If you don’t make a Will, a set of laws called the Rules of Intestacy will decide which of your family members will inherit your assets, and in what proportion.
If you don’t have any close living relatives, then the law in England and Wales dictates that your Estate (everything you own) will belong to the Crown.
What Happens if You Don’t Leave a Will?
When you die without a valid Will in place, you are said to have died ‘intestate’. When this happens, your Estate needs to be administered with your debts and administration expenses being paid off from your assets and then, what’s left, will pass to your relatives in a pre-defined way.

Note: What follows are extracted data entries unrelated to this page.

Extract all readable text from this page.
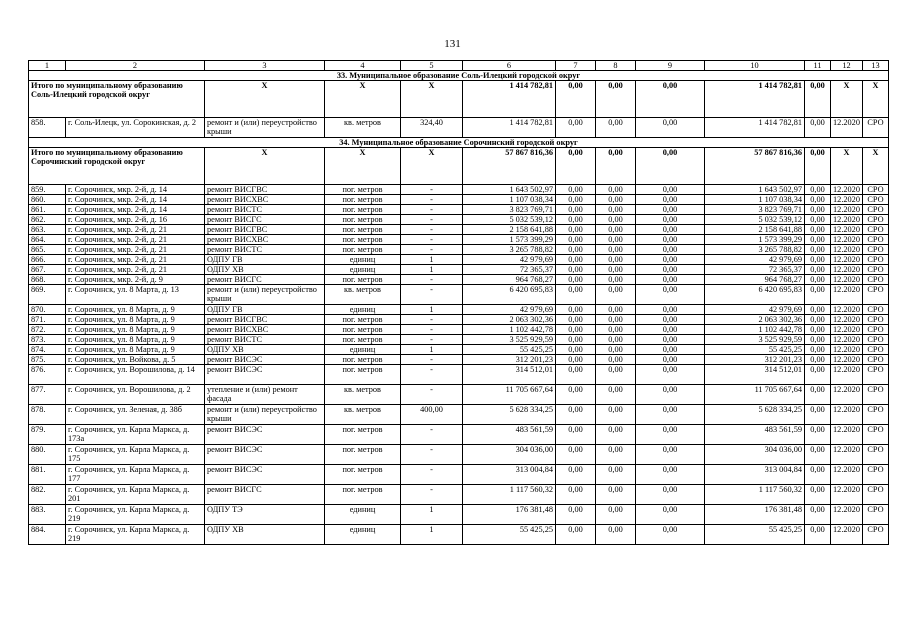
131
1	2	3	4	5	6	7	8	9	10	11	12	13
33. Муниципальное образование Соль-Илецкий городской округ												
Итого по муниципальному образованию Соль-Илецкий городской округ		X	X	X	1 414 782,81	0,00	0,00	0,00	1 414 782,81	0,00	X	X
858.	г. Соль-Илецк, ул. Сорокинская, д. 2	ремонт и (или) переустройство крыши	кв. метров	324,40	1 414 782,81	0,00	0,00	0,00	1 414 782,81	0,00	12.2020	СРО
34. Муниципальное образование Сорочинский городской округ												
Итого по муниципальному образованию Сорочинский городской округ		X	X	X	57 867 816,36	0,00	0,00	0,00	57 867 816,36	0,00	X	X
859.	г. Сорочинск, мкр. 2-й, д. 14	ремонт ВИСГВС	пог. метров	-	1 643 502,97	0,00	0,00	0,00	1 643 502,97	0,00	12.2020	СРО
860.	г. Сорочинск, мкр. 2-й, д. 14	ремонт ВИСХВС	пог. метров	-	1 107 038,34	0,00	0,00	0,00	1 107 038,34	0,00	12.2020	СРО
861.	г. Сорочинск, мкр. 2-й, д. 14	ремонт ВИСТС	пог. метров	-	3 823 769,71	0,00	0,00	0,00	3 823 769,71	0,00	12.2020	СРО
862.	г. Сорочинск, мкр. 2-й, д. 16	ремонт ВИСГС	пог. метров	-	5 032 539,12	0,00	0,00	0,00	5 032 539,12	0,00	12.2020	СРО
863.	г. Сорочинск, мкр. 2-й, д. 21	ремонт ВИСГВС	пог. метров	-	2 158 641,88	0,00	0,00	0,00	2 158 641,88	0,00	12.2020	СРО
864.	г. Сорочинск, мкр. 2-й, д. 21	ремонт ВИСХВС	пог. метров	-	1 573 399,29	0,00	0,00	0,00	1 573 399,29	0,00	12.2020	СРО
865.	г. Сорочинск, мкр. 2-й, д. 21	ремонт ВИСТС	пог. метров	-	3 265 788,82	0,00	0,00	0,00	3 265 788,82	0,00	12.2020	СРО
866.	г. Сорочинск, мкр. 2-й, д. 21	ОДПУ ГВ	единиц	1	42 979,69	0,00	0,00	0,00	42 979,69	0,00	12.2020	СРО
867.	г. Сорочинск, мкр. 2-й, д. 21	ОДПУ ХВ	единиц	1	72 365,37	0,00	0,00	0,00	72 365,37	0,00	12.2020	СРО
868.	г. Сорочинск, мкр. 2-й, д. 9	ремонт ВИСГС	пог. метров	-	964 768,27	0,00	0,00	0,00	964 768,27	0,00	12.2020	СРО
869.	г. Сорочинск, ул. 8 Марта, д. 13	ремонт и (или) переустройство крыши	кв. метров	-	6 420 695,83	0,00	0,00	0,00	6 420 695,83	0,00	12.2020	СРО
870.	г. Сорочинск, ул. 8 Марта, д. 9	ОДПУ ГВ	единиц	1	42 979,69	0,00	0,00	0,00	42 979,69	0,00	12.2020	СРО
871.	г. Сорочинск, ул. 8 Марта, д. 9	ремонт ВИСГВС	пог. метров	-	2 063 302,36	0,00	0,00	0,00	2 063 302,36	0,00	12.2020	СРО
872.	г. Сорочинск, ул. 8 Марта, д. 9	ремонт ВИСХВС	пог. метров	-	1 102 442,78	0,00	0,00	0,00	1 102 442,78	0,00	12.2020	СРО
873.	г. Сорочинск, ул. 8 Марта, д. 9	ремонт ВИСТС	пог. метров	-	3 525 929,59	0,00	0,00	0,00	3 525 929,59	0,00	12.2020	СРО
874.	г. Сорочинск, ул. 8 Марта, д. 9	ОДПУ ХВ	единиц	1	55 425,25	0,00	0,00	0,00	55 425,25	0,00	12.2020	СРО
875.	г. Сорочинск, ул. Войкова, д. 5	ремонт ВИСЭС	пог. метров	-	312 201,23	0,00	0,00	0,00	312 201,23	0,00	12.2020	СРО
876.	г. Сорочинск, ул. Ворошилова, д. 14	ремонт ВИСЭС	пог. метров	-	314 512,01	0,00	0,00	0,00	314 512,01	0,00	12.2020	СРО
877.	г. Сорочинск, ул. Ворошилова, д. 2	утепление и (или) ремонт фасада	кв. метров	-	11 705 667,64	0,00	0,00	0,00	11 705 667,64	0,00	12.2020	СРО
878.	г. Сорочинск, ул. Зеленая, д. 38б	ремонт и (или) переустройство крыши	кв. метров	400,00	5 628 334,25	0,00	0,00	0,00	5 628 334,25	0,00	12.2020	СРО
879.	г. Сорочинск, ул. Карла Маркса, д. 173а	ремонт ВИСЭС	пог. метров	-	483 561,59	0,00	0,00	0,00	483 561,59	0,00	12.2020	СРО
880.	г. Сорочинск, ул. Карла Маркса, д. 175	ремонт ВИСЭС	пог. метров	-	304 036,00	0,00	0,00	0,00	304 036,00	0,00	12.2020	СРО
881.	г. Сорочинск, ул. Карла Маркса, д. 177	ремонт ВИСЭС	пог. метров	-	313 004,84	0,00	0,00	0,00	313 004,84	0,00	12.2020	СРО
882.	г. Сорочинск, ул. Карла Маркса, д. 201	ремонт ВИСГС	пог. метров	-	1 117 560,32	0,00	0,00	0,00	1 117 560,32	0,00	12.2020	СРО
883.	г. Сорочинск, ул. Карла Маркса, д. 219	ОДПУ ТЭ	единиц	1	176 381,48	0,00	0,00	0,00	176 381,48	0,00	12.2020	СРО
884.	г. Сорочинск, ул. Карла Маркса, д. 219	ОДПУ ХВ	единиц	1	55 425,25	0,00	0,00	0,00	55 425,25	0,00	12.2020	СРО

However, any wishes that you’ve expressed during your lifetime won’t be taken into account, and nor will the opinions of your loved ones. Instead, the Rules of Intestacy will determine exactly which of your relatives will inherit your Estate, and how much they receive.
The Rules of Intestacy are designed to benefit your next of kin. There is a strict ‘order of priority’ and this sets out the order in which relatives are entitled to inherit from the Estate. The order includes the following family members:
- Grandchildren and great-grandchildren
- Aunties and Uncles
- Half Aunties and Uncles
So if your spouse is still alive and you never had children, he/she will inherit everything.
But if you do have children who are alive, your spouse will receive your personal possessions, the first £250,000 of the Estate, and half of the remaining Estate. Your children will inherit the rest in equal shares.
Or if your spouse has died, your children will inherit your Estate equally. A child, for these purposes, includes natural and legally adopted children but not step or fostered children.
If You Have No Surviving Relatives
If you have no surviving relatives when you pass away your Estate will belong to the Crown. This is called ‘bona vacantia’, which means ‘ownerless goods’.
To prevent this from happening, you need to make a Will. You might think that if you have no living relatives, then who are you going to name as a beneficiary anyway? Well actually, there are a few things that you should consider.
The first thing to be aware of is that if you live with your partner and you are not married or in a civil partnership, your partner will not be provided for under the Rules of Intestacy.
So if you have no living relatives, but you’ve been with your partner for the last 30 years, the Crown will still be entitled to your Estate. Your partner will not automatically be entitled to receive a single penny, unless you’ve made a Will naming him/her as a beneficiary.
Or you could name friends, neighbours or anyone else who you’d like to benefit from your Estate when you die. In England and Wales the law provides for ‘Testamentary Freedom’, which basically means that you are free to choose your own beneficiaries – it doesn’t have to be family members.
If you like, you can name charities as beneficiaries. Some people will choose to leave some or all of their Estate to a charity, or number of charities. The Remember a Charity website can provide further information on leaving charitable legacies (gifts) in your Will.
To ensure that the right people benefit from your Estate when you die, you need to put a Will in place.